Adopting a new Web 2.0 user-generated content site or social network is a scary premise. We all have our personal favorites and with so many new contenders being introduced on a daily basis it’s nearly impossible to get noticed above the ruckus. If you don’t believe me, subscribe to the Mashable RSS feed for a couple of days and just try to keep up with it. So, short of coming up with an incredibly unique and mind-blowing idea it’s a good plan to make sure your new entity is compatible with established big wigs. In fact, making sure other applications can integrate with yours is a good rule of thumb no matter what level of popularity you’ve achieved. APIs and development platforms have created the current era of the mashup (web application hybrid) and with so many great marriages even at this early stage – it’s a wonderful sight to behold.

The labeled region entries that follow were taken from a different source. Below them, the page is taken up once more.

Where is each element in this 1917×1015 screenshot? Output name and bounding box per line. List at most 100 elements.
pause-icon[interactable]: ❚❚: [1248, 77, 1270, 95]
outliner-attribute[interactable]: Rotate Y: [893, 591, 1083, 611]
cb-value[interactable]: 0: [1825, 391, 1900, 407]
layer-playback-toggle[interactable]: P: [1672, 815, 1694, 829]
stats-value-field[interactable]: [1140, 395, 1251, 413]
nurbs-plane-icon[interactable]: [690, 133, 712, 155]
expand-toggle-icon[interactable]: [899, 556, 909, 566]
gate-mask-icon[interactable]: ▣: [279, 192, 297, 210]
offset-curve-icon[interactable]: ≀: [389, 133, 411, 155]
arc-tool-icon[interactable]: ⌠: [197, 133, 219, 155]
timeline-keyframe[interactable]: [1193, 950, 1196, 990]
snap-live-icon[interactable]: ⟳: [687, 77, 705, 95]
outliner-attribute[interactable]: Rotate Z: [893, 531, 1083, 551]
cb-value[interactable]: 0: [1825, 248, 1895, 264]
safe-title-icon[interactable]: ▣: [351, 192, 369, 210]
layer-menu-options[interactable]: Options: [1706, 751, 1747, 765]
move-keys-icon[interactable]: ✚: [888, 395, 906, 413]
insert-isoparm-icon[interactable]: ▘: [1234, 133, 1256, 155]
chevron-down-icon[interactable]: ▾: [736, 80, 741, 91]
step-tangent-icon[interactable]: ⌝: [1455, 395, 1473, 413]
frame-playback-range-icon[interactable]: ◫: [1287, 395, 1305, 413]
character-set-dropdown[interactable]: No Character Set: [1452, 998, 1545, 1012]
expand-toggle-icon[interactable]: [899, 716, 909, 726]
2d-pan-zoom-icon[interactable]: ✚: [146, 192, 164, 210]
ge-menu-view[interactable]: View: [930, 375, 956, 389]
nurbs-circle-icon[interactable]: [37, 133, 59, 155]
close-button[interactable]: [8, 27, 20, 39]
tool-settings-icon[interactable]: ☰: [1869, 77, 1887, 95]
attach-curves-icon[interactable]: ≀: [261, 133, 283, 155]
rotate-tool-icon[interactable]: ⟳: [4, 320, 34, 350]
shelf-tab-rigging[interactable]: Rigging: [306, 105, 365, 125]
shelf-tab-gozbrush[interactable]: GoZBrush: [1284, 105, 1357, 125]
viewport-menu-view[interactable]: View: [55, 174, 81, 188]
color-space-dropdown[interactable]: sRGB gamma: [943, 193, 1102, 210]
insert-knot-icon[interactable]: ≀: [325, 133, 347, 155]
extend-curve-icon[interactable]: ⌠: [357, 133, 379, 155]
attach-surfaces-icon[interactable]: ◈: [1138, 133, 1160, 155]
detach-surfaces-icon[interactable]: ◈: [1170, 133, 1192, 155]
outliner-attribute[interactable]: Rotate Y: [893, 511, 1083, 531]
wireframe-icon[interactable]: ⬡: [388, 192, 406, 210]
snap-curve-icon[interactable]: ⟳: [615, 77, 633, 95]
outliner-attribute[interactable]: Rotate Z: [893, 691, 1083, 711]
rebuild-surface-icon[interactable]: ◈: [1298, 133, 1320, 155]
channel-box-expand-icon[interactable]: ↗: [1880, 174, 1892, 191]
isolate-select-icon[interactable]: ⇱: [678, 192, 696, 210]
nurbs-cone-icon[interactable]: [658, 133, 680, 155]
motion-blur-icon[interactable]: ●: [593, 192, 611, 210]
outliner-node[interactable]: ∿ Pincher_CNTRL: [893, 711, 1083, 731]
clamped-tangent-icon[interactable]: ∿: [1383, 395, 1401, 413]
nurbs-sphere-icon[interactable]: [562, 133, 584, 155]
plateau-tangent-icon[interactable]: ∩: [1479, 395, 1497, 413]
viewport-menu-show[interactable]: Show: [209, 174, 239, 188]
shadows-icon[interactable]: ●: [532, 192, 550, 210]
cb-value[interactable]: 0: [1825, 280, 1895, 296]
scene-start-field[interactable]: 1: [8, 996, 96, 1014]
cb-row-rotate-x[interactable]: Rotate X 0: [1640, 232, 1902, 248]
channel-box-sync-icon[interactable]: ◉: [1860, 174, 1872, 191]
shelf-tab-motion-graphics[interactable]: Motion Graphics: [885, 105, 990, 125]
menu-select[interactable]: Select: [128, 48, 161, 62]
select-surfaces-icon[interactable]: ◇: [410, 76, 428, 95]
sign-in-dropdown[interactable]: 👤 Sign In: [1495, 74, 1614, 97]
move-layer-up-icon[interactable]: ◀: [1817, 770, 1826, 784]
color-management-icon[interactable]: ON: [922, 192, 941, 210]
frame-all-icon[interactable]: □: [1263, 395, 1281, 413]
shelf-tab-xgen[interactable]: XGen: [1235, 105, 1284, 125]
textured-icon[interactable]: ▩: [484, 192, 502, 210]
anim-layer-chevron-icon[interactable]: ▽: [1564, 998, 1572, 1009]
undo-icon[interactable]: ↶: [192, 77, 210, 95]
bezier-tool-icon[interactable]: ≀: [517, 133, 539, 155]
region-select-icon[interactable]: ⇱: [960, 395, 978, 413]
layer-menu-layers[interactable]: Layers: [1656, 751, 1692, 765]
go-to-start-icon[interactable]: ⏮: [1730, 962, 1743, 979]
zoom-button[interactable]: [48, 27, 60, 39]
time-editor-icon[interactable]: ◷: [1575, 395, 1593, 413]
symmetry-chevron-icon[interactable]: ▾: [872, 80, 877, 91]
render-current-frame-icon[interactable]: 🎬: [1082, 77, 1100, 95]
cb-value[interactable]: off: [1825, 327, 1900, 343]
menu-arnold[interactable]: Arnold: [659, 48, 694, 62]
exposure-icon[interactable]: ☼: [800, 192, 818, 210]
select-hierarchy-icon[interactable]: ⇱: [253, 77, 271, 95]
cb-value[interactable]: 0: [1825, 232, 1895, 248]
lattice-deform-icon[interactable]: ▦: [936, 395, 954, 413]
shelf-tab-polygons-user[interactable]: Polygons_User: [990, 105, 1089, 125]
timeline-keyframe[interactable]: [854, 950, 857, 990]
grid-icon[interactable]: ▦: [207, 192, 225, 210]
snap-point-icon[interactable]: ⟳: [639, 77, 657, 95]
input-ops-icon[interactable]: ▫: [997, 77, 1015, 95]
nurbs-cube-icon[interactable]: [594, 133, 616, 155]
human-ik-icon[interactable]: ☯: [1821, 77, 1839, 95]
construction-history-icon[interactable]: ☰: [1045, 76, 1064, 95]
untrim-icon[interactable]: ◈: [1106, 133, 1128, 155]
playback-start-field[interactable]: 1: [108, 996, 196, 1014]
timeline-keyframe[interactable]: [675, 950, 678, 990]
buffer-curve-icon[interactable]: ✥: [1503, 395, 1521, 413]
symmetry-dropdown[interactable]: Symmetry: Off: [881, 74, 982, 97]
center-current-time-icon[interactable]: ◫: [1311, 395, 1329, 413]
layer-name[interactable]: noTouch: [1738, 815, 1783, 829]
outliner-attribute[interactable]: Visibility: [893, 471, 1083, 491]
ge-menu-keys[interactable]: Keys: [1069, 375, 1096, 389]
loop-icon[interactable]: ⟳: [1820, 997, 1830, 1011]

I am a big Facebook user and WordPress devotee, so I have been pleased to see the two behemoths playing so nice together recently. It keeps one from having to undertake the time-consuming process of updating certain aspects of their web presence from scratch in multiple locations. Although I love keeping in touch with friends via FB, I also spend a lot of time maintaining my personal blog and in terms of updates, photos and other snippets of content there is a lot of potentially redundant overlap between the two. Here are a few of the tools I use to cross-pollinate the two worlds in the best interests of protecting my fragile sanity.
- Import Facebook “note” comments into WordPress: If you syndicate your blog into your Facebook profile via RSS, as a great many of us do, your FB friends are able to leave comments on each and every “note” (as the posts are called once they are imported). Having two sets of comments for the exact same post is a little silly on the best of days. This WP plugin pulls comments out of FB notes and adds them to your real blog, to sit seamlessly beside those that have been left on the original post, on a post-by-post basis.
- Integrate your WordPress hosted blog into Facebook: I don’t actually use this plugin myself, as I do not host my blog with WordPress, but for those that do it’s definitely an impressive mash. It’s more of a two-way street than many of the apps, with benefits to populating both platforms. Publish posts, bookmark, check stats and more.
- Insert Facebook photos into WordPress posts: This is the first of two very useful photo-related plugins. Additions to your ‘write’ dashboard after activation allow you to browse your Facebook gallery remotely and add thumbnails or larger sized photos directly to whatever post you happen to be writing. Hopefully the author will update it soon because judging from the comments it isn’t working with the most recent versions of WP. Somebody please pick up this ball and run with it – it’s almost, almost an awesome plugin.
- Migrate entire Facebook gallery into WordPress: This is an exceptional plugin, written by Aaron Harp, that allows you to incorporate your entire Facebook gallery – lock, stock and barrel – into a static WordPress page of your choice. You can also update exported galleries as you make additions to the parent FB gallery whenever you want – with the touch of one button off the ‘manage’ tab. I am surprised that this plugin hasn’t caught on at a larger scale, and I encourage Aaron to keep developing similar items as he’s obviously darn good at it.
If you know of a worthwhile WP / FB application that I haven’t listed here, please let me know and perhaps I’ll write a Valentine for it too. Or better yet, write your own. To date there aren’t very many of them and you could earn yourself some considerable notoriety should you so desire. How about a WP plugin that displays your FB “status” in your sidebar? Or a way to improve on and customize the FB sidebar badges they provide with information from specific apps you have installed (Flixster, Bookshelf, etc.)? The possibilities aren’t endless, but they’re out there. Get mashin’!